Michael Knights, a senior fellow at The Washington Institute, considers these activities a “fake campaign.” Knights, who specializes in the military and security affairs of Iraq, told Al-Monitor, “They would fake a campaign of resistance because they want to show they are still avenging al-Muhandis.” According to Knights, the pro-Iran militias “fear US backlash that might cause damage to Iraq and Iran.” He says they are also worried about being rebuked by top Shiite cleric Ayatollah Ali al-Sistani for the damage to Iraq’s interests as a result of US reactions.
Recently, Sistani gave the green light to Shiite militias affiliated with him to withdraw from the Iran-dominated PMU, causing fear among Iran-backed militias that they are losing the popular support of the Shiite public. To anger Sistani at this stage does not seem to be a wise move for them.
Knights believes that faking a campaign “allows pro-Iran militias to signal ongoing loyalty to the axis of resistance but without the risks.” The “axis of resistance” is an anti-American and anti-Israel alliance led by Iran, which includes countries such as Syria but also groups like the Lebanese Hezbollah and Palestinian Hamas.
US attacks on Shiite militia targets in recent months and especially the assassination of al-Muhandis and Soleimani proved the US Army’s determination in responding to any attacks by the pro-Iran factions. This has forced some prominent pro-Iran leaders such as Qais al-Khazali, leader of Asaib Ahl al-Haq, to largely go underground, fearing an American strike. This can explain why these factions resort to tactics that offer them a form of deniability.
This is not the first time Shiite militias loyal to Iran use this method, according to Iraqi security analyst Hisham al-Hashimi. In the past, these groups used similar tactics to cover for their attacks and enjoy plausible deniability.
Hashami told Al-Monitor, “This method of media campaign was used by these factions between 2007 and 2011. They used to carry out attacks [against US targets] while denying responsibility on their official platforms.

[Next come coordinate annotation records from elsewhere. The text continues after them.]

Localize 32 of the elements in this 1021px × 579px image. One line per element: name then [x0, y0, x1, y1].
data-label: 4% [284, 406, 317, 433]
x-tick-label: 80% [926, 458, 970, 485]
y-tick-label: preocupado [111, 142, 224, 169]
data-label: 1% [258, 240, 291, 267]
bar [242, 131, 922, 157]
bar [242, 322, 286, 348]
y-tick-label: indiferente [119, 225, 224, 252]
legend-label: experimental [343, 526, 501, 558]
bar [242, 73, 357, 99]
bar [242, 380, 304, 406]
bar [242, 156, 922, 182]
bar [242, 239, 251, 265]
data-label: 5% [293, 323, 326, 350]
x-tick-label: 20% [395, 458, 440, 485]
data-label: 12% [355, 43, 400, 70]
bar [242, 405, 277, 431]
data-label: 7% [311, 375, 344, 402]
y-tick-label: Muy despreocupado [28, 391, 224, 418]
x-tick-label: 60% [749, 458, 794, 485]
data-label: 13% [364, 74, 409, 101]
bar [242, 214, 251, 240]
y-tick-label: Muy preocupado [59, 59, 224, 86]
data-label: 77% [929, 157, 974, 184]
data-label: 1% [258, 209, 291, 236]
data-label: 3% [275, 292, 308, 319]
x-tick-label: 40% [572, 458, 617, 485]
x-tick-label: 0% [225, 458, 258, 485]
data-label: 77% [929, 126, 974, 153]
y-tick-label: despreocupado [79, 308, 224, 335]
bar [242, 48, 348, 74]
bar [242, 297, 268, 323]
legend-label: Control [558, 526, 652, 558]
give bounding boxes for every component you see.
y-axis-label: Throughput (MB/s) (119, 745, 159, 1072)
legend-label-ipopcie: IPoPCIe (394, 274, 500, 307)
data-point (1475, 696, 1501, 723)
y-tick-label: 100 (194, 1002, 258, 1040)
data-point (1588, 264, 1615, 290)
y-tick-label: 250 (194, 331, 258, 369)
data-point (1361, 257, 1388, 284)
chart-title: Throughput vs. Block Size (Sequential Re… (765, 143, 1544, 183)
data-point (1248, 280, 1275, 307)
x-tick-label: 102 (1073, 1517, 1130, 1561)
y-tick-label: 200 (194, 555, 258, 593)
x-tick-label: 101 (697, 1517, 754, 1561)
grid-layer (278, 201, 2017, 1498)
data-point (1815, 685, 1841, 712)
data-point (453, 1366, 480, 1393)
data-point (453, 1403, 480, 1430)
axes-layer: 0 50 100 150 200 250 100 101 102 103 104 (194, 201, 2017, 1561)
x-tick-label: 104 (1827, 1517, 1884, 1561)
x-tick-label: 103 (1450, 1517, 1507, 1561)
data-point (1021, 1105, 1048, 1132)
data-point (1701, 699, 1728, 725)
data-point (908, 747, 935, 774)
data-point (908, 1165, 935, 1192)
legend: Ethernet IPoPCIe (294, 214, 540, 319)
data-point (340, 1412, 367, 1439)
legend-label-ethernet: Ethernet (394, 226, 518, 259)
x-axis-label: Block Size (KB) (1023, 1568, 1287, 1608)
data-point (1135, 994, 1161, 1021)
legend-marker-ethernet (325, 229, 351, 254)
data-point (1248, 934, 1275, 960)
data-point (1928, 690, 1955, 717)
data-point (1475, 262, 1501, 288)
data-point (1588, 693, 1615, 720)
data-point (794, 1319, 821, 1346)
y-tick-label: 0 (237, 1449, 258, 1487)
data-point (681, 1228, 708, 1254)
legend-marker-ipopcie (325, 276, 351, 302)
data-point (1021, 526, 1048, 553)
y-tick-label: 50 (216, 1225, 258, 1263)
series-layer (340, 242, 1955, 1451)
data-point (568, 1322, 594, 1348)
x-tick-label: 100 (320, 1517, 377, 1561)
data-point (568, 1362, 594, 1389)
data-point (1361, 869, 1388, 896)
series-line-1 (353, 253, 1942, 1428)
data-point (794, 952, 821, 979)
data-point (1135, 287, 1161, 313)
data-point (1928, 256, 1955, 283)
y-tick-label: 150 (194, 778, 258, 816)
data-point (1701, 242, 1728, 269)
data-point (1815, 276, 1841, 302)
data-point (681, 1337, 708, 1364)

They created media platforms for fake factions admitting responsibility for the attacks.”
During the years when more than 150,000 US forces occupied Iraq, Shiite factions — enjoying Iran's support — carried out hundreds of attacks against American troops, resulting in “the deaths of hundreds of American and coalition service members and the wounding of thousands more,” according to the US Department of Defense.
This time, evidence of serious attacks carried out against the US troops under fake groups is scarce. Iran is under increasing pressure internally and in the wider region. In the absence of Soleimani, who was the mastermind behind Iran’s regional policy and under the crippling pressures caused by the US administrations’ policy of “maximum pressure,” Iran has been forced to make significant concessions in Iraq.
A senior Iranian official discussing Iran’s moves in Iraq recently told Reuters, “Sometimes you need to step back, observe and plan based on realities on the ground.”
Iran-backed Shiite militias’ fake campaign is a show of strength in a time of weakness.